Of course, giving special attention to protecting the unborn does not—and should not—preclude our also doing what we can to address other issues of life and justice (allowing, of course, for differing prudential judgements; agreeing on injustices to be addressed does not require being in lockstep on solutions. That is a topic for a future post.)
The problem comes when we have to make political choices, as between one candidate who opposes abortion and another whose stands on other “justice” issues we may like, but who supports the legalized killing of the unborn.

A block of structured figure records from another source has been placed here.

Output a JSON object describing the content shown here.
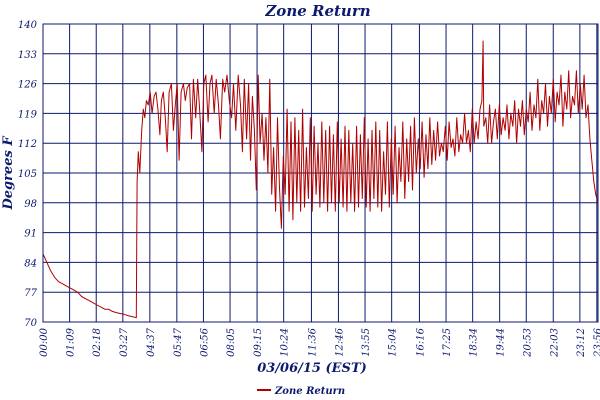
{
  "chart_data": {
    "type": "line",
    "title": "Zone Return",
    "xlabel": "03/06/15 (EST)",
    "ylabel": "Degrees F",
    "ylim": [
      70,
      140
    ],
    "yticks": [
      70,
      77,
      84,
      91,
      98,
      105,
      112,
      119,
      126,
      133,
      140
    ],
    "xlim": [
      0,
      1439
    ],
    "x_tick_labels": [
      "00:00",
      "01:09",
      "02:18",
      "03:27",
      "04:37",
      "05:47",
      "06:56",
      "08:05",
      "09:15",
      "10:24",
      "11:36",
      "12:46",
      "13:55",
      "15:04",
      "16:16",
      "17:25",
      "18:34",
      "19:44",
      "20:53",
      "22:03",
      "23:12",
      "23:56"
    ],
    "x_tick_minutes": [
      0,
      69,
      138,
      207,
      277,
      347,
      416,
      485,
      555,
      624,
      696,
      766,
      835,
      904,
      976,
      1045,
      1114,
      1184,
      1253,
      1323,
      1392,
      1436
    ],
    "grid": true,
    "legend_position": "bottom-left",
    "line_color": "#b00000",
    "series": [
      {
        "name": "Zone Return",
        "points": [
          [
            0,
            86
          ],
          [
            10,
            84
          ],
          [
            20,
            82
          ],
          [
            30,
            80.5
          ],
          [
            40,
            79.5
          ],
          [
            50,
            79
          ],
          [
            60,
            78.5
          ],
          [
            70,
            78
          ],
          [
            80,
            77.5
          ],
          [
            90,
            77
          ],
          [
            100,
            76
          ],
          [
            110,
            75.5
          ],
          [
            120,
            75
          ],
          [
            130,
            74.5
          ],
          [
            140,
            74
          ],
          [
            150,
            73.5
          ],
          [
            160,
            73
          ],
          [
            170,
            73
          ],
          [
            180,
            72.5
          ],
          [
            190,
            72.2
          ],
          [
            200,
            72
          ],
          [
            210,
            71.8
          ],
          [
            220,
            71.5
          ],
          [
            230,
            71.3
          ],
          [
            242,
            71
          ],
          [
            244,
            103
          ],
          [
            247,
            110
          ],
          [
            251,
            105
          ],
          [
            256,
            115
          ],
          [
            260,
            120
          ],
          [
            264,
            118
          ],
          [
            268,
            122
          ],
          [
            273,
            121
          ],
          [
            278,
            124
          ],
          [
            283,
            119
          ],
          [
            288,
            123
          ],
          [
            293,
            124
          ],
          [
            298,
            120
          ],
          [
            303,
            114
          ],
          [
            307,
            122
          ],
          [
            312,
            124
          ],
          [
            317,
            118
          ],
          [
            322,
            110
          ],
          [
            327,
            124
          ],
          [
            333,
            126
          ],
          [
            338,
            115
          ],
          [
            343,
            121
          ],
          [
            348,
            126
          ],
          [
            353,
            108
          ],
          [
            358,
            124
          ],
          [
            364,
            126
          ],
          [
            369,
            122
          ],
          [
            374,
            125
          ],
          [
            380,
            126
          ],
          [
            385,
            113
          ],
          [
            390,
            127
          ],
          [
            396,
            118
          ],
          [
            401,
            127
          ],
          [
            406,
            120
          ],
          [
            412,
            110
          ],
          [
            417,
            126
          ],
          [
            422,
            128
          ],
          [
            428,
            117
          ],
          [
            433,
            126
          ],
          [
            438,
            128
          ],
          [
            444,
            119
          ],
          [
            449,
            127
          ],
          [
            455,
            121
          ],
          [
            460,
            113
          ],
          [
            466,
            127
          ],
          [
            471,
            124
          ],
          [
            477,
            128
          ],
          [
            483,
            122
          ],
          [
            489,
            118
          ],
          [
            494,
            126
          ],
          [
            500,
            115
          ],
          [
            506,
            128
          ],
          [
            512,
            121
          ],
          [
            517,
            110
          ],
          [
            522,
            127
          ],
          [
            528,
            113
          ],
          [
            533,
            126
          ],
          [
            538,
            108
          ],
          [
            543,
            123
          ],
          [
            548,
            115
          ],
          [
            553,
            101
          ],
          [
            558,
            128
          ],
          [
            563,
            112
          ],
          [
            568,
            119
          ],
          [
            573,
            108
          ],
          [
            578,
            118
          ],
          [
            583,
            105
          ],
          [
            588,
            127
          ],
          [
            593,
            100
          ],
          [
            598,
            111
          ],
          [
            603,
            96
          ],
          [
            608,
            118
          ],
          [
            613,
            102
          ],
          [
            618,
            92
          ],
          [
            623,
            109
          ],
          [
            628,
            100
          ],
          [
            633,
            120
          ],
          [
            638,
            96
          ],
          [
            643,
            117
          ],
          [
            648,
            94
          ],
          [
            653,
            118
          ],
          [
            658,
            98
          ],
          [
            663,
            115
          ],
          [
            668,
            96
          ],
          [
            673,
            120
          ],
          [
            678,
            97
          ],
          [
            683,
            111
          ],
          [
            688,
            99
          ],
          [
            693,
            118
          ],
          [
            698,
            96
          ],
          [
            703,
            116
          ],
          [
            708,
            100
          ],
          [
            713,
            112
          ],
          [
            718,
            97
          ],
          [
            723,
            117
          ],
          [
            728,
            98
          ],
          [
            733,
            115
          ],
          [
            738,
            96
          ],
          [
            743,
            116
          ],
          [
            748,
            98
          ],
          [
            753,
            114
          ],
          [
            758,
            96
          ],
          [
            763,
            117
          ],
          [
            768,
            98
          ],
          [
            773,
            113
          ],
          [
            778,
            97
          ],
          [
            783,
            116
          ],
          [
            788,
            96
          ],
          [
            793,
            115
          ],
          [
            798,
            98
          ],
          [
            803,
            112
          ],
          [
            808,
            96
          ],
          [
            813,
            116
          ],
          [
            818,
            97
          ],
          [
            823,
            114
          ],
          [
            828,
            99
          ],
          [
            833,
            118
          ],
          [
            838,
            97
          ],
          [
            843,
            113
          ],
          [
            848,
            96
          ],
          [
            853,
            115
          ],
          [
            858,
            99
          ],
          [
            863,
            117
          ],
          [
            868,
            97
          ],
          [
            873,
            115
          ],
          [
            878,
            96
          ],
          [
            883,
            110
          ],
          [
            888,
            100
          ],
          [
            893,
            117
          ],
          [
            898,
            97
          ],
          [
            903,
            113
          ],
          [
            908,
            100
          ],
          [
            913,
            116
          ],
          [
            918,
            98
          ],
          [
            923,
            111
          ],
          [
            928,
            103
          ],
          [
            933,
            117
          ],
          [
            938,
            99
          ],
          [
            943,
            113
          ],
          [
            948,
            103
          ],
          [
            953,
            116
          ],
          [
            958,
            101
          ],
          [
            963,
            118
          ],
          [
            968,
            105
          ],
          [
            973,
            113
          ],
          [
            978,
            106
          ],
          [
            983,
            117
          ],
          [
            988,
            104
          ],
          [
            993,
            114
          ],
          [
            998,
            106
          ],
          [
            1003,
            118
          ],
          [
            1008,
            107
          ],
          [
            1013,
            115
          ],
          [
            1018,
            108
          ],
          [
            1023,
            117
          ],
          [
            1028,
            109
          ],
          [
            1033,
            112
          ],
          [
            1038,
            110
          ],
          [
            1043,
            116
          ],
          [
            1048,
            108
          ],
          [
            1053,
            117
          ],
          [
            1058,
            111
          ],
          [
            1063,
            113
          ],
          [
            1068,
            109
          ],
          [
            1073,
            118
          ],
          [
            1078,
            110
          ],
          [
            1083,
            114
          ],
          [
            1088,
            112
          ],
          [
            1093,
            119
          ],
          [
            1098,
            112
          ],
          [
            1103,
            115
          ],
          [
            1108,
            110
          ],
          [
            1113,
            120
          ],
          [
            1118,
            112
          ],
          [
            1123,
            117
          ],
          [
            1128,
            113
          ],
          [
            1133,
            120
          ],
          [
            1138,
            122
          ],
          [
            1141,
            136
          ],
          [
            1143,
            116
          ],
          [
            1148,
            118
          ],
          [
            1153,
            112
          ],
          [
            1158,
            121
          ],
          [
            1163,
            112
          ],
          [
            1168,
            117
          ],
          [
            1173,
            120
          ],
          [
            1178,
            113
          ],
          [
            1183,
            121
          ],
          [
            1188,
            114
          ],
          [
            1193,
            118
          ],
          [
            1198,
            115
          ],
          [
            1203,
            121
          ],
          [
            1208,
            113
          ],
          [
            1213,
            119
          ],
          [
            1218,
            116
          ],
          [
            1223,
            122
          ],
          [
            1228,
            112
          ],
          [
            1233,
            120
          ],
          [
            1238,
            116
          ],
          [
            1243,
            122
          ],
          [
            1248,
            114
          ],
          [
            1253,
            120
          ],
          [
            1258,
            117
          ],
          [
            1263,
            124
          ],
          [
            1268,
            115
          ],
          [
            1273,
            121
          ],
          [
            1278,
            118
          ],
          [
            1283,
            127
          ],
          [
            1288,
            115
          ],
          [
            1293,
            122
          ],
          [
            1298,
            119
          ],
          [
            1303,
            126
          ],
          [
            1308,
            116
          ],
          [
            1313,
            123
          ],
          [
            1318,
            119
          ],
          [
            1323,
            127
          ],
          [
            1328,
            117
          ],
          [
            1333,
            124
          ],
          [
            1338,
            121
          ],
          [
            1343,
            128
          ],
          [
            1348,
            116
          ],
          [
            1353,
            124
          ],
          [
            1358,
            120
          ],
          [
            1363,
            129
          ],
          [
            1368,
            118
          ],
          [
            1373,
            123
          ],
          [
            1378,
            121
          ],
          [
            1383,
            129
          ],
          [
            1388,
            119
          ],
          [
            1393,
            126
          ],
          [
            1398,
            120
          ],
          [
            1403,
            128
          ],
          [
            1408,
            118
          ],
          [
            1413,
            121
          ],
          [
            1418,
            113
          ],
          [
            1423,
            108
          ],
          [
            1428,
            103
          ],
          [
            1433,
            100
          ],
          [
            1439,
            98
          ]
        ]
      }
    ]
  }
}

In such cases, I would never presume to tell my fellow Catholics who they must vote for. I will, however, try to persuade them that the injustice of abortion is so massive, and so all-encompassing in its undermining of respect for human life, that perhaps they might see it as I do: as a disqualifying issue that precludes my voting for a pro-abortion candidate.
And I would ask those who disagree: Would a Catholic in 19th century America have been justified in voting against a candidate solely because that candidate supported the continued enslavement of millions of human beings?
Or would that, too, have been unacceptable “single issue” voting?